Le soufflet magique du précédent album à peine retombé, Dead Can Dance revient avec une nouvelle publication au titre énigmatique, tout comme la musique proposée, devenue désormais marque de fabrique du groupe, et que le duo Gerrard/Perry va s'évertuer une nouvelle fois à perfectionner mais également à faire évoluer.
The Serpent's Egg se présente sous la forme de deux parties plutôt distinctes, partagé donc entre la continuité des deux albums précédents, et une ouverture vers d'autres horizons certes connexes, mais offrant une évolution perceptible de leur univers musical.
Ce sont tout d'abord les cinq premiers titres de l'album qui, dans la lignée de Spleen and Ideal, mais surtout de Within the Realm of a Dying Sun vont entraîner le groupe encore plus loin dans sa quête mystique : orgue d'église, clavecin et cloches pour instruments quasi-uniques, seulement soutenus par quelques coups de timbales. Les compositions sont dépouillées de tout artifice harmonique, l'instrumentation ne venant qu'en simple bourdon des psalmodies du couple, auquel David Navarro Sust vient prêter son concours pour un duo aux accents grégoriens (Orbis de Ignis). C'est l'heure de la grand-messe, recueillement de rigueur pour une musique qui prend très rapidement aux tripes.

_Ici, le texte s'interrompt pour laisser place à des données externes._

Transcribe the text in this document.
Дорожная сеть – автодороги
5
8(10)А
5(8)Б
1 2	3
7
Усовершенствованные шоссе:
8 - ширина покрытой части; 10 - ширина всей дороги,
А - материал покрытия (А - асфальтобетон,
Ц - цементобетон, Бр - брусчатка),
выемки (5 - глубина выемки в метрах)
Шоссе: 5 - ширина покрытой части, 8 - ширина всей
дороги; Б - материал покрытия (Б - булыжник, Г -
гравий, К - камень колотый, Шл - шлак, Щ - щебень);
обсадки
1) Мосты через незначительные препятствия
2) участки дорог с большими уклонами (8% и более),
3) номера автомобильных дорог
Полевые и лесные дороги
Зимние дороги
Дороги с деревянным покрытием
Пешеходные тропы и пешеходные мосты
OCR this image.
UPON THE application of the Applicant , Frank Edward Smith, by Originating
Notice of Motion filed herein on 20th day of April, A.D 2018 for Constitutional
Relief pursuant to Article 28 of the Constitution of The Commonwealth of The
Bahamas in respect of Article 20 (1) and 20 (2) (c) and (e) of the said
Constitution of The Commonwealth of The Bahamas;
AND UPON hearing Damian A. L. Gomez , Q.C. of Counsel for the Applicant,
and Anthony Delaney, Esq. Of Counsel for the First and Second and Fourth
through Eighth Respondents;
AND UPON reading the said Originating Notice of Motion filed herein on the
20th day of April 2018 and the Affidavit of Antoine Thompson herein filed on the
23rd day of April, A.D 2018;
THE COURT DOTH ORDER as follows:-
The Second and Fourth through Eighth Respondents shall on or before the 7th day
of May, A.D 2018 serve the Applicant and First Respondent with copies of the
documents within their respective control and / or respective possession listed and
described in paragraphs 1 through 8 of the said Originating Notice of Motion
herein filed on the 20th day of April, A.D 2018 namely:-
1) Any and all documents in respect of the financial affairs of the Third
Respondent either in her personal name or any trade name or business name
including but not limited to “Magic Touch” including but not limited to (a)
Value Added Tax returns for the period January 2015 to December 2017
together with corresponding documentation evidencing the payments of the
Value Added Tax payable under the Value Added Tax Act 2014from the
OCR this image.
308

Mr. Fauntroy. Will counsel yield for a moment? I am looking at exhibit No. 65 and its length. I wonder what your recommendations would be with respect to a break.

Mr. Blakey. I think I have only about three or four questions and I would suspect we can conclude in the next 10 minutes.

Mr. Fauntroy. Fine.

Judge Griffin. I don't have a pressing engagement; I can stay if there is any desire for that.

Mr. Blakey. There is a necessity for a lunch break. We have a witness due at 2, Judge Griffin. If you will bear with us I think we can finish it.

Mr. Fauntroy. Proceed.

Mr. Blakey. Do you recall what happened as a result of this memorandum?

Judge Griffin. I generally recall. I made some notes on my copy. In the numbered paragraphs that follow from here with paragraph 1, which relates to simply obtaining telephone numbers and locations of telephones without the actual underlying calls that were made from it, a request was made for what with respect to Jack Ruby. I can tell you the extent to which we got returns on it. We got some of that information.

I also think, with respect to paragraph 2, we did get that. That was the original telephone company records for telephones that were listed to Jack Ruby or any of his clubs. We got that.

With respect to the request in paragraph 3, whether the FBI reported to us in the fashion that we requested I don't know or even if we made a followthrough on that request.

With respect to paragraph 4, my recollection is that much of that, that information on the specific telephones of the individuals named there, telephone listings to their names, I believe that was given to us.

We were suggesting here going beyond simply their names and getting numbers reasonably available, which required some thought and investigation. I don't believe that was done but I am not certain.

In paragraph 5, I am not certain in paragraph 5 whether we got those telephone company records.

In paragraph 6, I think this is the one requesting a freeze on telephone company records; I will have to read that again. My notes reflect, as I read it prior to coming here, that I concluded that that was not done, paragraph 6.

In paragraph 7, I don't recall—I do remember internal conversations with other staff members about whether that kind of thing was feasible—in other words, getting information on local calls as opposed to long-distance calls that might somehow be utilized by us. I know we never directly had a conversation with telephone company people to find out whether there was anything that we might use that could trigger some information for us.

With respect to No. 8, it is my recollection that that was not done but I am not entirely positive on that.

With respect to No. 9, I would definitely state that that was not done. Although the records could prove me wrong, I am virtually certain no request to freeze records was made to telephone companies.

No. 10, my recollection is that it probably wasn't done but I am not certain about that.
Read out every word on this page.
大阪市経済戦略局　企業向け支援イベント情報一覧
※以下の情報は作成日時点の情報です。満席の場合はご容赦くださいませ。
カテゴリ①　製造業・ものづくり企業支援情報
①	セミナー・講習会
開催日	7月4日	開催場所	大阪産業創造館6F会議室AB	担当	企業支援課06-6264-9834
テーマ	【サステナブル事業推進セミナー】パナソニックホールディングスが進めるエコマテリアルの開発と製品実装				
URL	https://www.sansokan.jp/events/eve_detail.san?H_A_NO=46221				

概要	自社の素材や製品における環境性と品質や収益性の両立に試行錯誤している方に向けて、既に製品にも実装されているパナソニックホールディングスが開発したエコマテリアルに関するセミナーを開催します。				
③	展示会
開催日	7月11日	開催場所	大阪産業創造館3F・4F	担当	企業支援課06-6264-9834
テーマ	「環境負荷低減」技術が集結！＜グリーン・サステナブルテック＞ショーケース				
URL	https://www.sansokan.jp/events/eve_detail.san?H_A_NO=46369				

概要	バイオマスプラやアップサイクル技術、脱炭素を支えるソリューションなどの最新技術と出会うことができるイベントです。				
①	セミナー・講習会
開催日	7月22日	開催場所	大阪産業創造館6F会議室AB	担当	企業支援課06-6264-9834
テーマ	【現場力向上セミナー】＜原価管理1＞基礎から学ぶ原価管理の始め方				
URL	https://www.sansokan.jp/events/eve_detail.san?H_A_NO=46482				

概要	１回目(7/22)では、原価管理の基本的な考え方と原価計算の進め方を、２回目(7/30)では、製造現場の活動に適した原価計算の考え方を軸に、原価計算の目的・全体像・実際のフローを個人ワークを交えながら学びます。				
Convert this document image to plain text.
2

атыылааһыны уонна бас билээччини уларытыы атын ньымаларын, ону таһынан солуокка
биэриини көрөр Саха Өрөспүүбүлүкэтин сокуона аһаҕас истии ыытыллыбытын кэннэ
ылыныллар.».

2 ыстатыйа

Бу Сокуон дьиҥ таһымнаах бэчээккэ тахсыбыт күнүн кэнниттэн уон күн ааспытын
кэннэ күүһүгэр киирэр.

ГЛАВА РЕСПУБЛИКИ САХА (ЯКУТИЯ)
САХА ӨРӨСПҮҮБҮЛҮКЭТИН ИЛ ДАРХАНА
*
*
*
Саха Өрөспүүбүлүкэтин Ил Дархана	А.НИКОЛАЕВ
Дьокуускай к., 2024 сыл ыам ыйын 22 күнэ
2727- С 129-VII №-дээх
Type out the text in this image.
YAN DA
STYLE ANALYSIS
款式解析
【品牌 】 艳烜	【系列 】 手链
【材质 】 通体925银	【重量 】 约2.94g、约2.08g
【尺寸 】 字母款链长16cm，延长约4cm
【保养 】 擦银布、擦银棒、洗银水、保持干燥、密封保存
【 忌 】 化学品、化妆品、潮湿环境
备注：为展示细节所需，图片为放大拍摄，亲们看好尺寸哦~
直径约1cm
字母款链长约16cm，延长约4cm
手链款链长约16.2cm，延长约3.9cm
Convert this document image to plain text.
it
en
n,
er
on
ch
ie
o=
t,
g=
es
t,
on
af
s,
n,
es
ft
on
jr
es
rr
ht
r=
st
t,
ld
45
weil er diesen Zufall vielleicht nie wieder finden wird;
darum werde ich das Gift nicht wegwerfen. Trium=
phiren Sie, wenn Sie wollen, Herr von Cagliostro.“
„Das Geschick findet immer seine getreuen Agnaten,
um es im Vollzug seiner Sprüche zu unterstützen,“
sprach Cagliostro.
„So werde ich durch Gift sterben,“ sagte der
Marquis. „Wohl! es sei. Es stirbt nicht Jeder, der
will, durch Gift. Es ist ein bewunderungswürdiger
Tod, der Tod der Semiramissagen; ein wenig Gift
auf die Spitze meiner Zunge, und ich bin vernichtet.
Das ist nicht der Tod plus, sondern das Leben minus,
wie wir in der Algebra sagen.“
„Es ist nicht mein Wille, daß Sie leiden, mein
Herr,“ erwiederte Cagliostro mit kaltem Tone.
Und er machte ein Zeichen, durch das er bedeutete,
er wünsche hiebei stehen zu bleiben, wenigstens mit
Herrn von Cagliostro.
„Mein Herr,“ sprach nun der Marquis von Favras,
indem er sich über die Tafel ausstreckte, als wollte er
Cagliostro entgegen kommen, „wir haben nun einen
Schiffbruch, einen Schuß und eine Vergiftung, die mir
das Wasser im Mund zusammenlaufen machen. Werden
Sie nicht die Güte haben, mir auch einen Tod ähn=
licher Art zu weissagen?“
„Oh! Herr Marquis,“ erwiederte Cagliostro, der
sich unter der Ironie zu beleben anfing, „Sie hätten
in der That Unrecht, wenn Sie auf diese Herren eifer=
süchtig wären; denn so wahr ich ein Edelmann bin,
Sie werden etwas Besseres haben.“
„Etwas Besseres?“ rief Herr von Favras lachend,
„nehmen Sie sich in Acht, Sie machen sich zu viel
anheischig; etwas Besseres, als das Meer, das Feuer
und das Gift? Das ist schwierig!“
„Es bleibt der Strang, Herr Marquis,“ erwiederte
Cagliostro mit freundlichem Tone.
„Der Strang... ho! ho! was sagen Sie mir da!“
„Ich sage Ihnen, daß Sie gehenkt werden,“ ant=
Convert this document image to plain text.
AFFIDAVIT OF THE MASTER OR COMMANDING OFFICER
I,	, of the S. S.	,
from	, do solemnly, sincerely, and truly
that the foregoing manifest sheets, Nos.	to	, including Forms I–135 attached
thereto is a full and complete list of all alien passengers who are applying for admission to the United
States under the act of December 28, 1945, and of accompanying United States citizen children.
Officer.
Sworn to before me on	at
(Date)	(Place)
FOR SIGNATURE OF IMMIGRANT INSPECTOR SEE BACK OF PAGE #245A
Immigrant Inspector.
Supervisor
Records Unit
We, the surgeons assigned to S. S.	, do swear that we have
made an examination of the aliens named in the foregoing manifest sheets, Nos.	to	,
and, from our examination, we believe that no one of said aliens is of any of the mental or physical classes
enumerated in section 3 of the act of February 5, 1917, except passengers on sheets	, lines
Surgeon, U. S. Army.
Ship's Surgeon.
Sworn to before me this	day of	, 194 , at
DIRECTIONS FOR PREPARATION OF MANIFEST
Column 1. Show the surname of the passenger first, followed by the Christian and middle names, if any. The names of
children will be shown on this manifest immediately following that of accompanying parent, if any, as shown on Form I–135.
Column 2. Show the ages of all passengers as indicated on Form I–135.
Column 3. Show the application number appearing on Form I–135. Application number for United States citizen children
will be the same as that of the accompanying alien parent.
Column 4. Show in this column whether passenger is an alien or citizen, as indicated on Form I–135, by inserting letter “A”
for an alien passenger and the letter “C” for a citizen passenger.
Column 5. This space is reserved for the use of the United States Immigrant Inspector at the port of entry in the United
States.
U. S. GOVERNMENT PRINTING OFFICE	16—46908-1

Et puis, comme à son habitude, le duo fait évoluer peu à peu son style, en y intégrant de nouveaux éléments. La deuxième partie de "L'œuf du Serpent" va ainsi intégrer des ingrédients que l'on pourra qualifier de "World", et notamment des intonations vocales aux accents venus à la fois de Bulgarie, mais également des steppes asiatiques, avec un chant soutenu par un bourdon "frottant" caractéristique, (Chant of the Paladin, Echolalia). Et loin de s'arrêter à ces seuls éléments, Dead Can Dance expérimente également du côté de l'instrumentation, et plus particulièrement au niveau rythmique, avec un remarquable travail sur les percussions (Mother Tongue, que Philippe Découfflé reprendra en 1992 pour la cérémonie d'ouverture des J.O. d'Albertville, faisant évoluer des patineurs à rollers fantastiques sur ces incroyables contretemps). Et même si Ulysses vient clôturer l'album de manière plus "classique" (pour le groupe s'entend), la porte reste largement ouverte à d'autres expérimentations à venir.
Moins lumineux que son prédécesseur, et donc d'accès plus ardu, The Serpent's Egg marque une sorte de respiration dans l'œuvre de Dead Can Dance, coincé entre un côté mystique très abouti et la recherche d'autres voies musicales… Il reste néanmoins tout aussi indispensable pour appréhender l'œuvre de Lisa Gerrard et Brendan Perry dans sa globalité.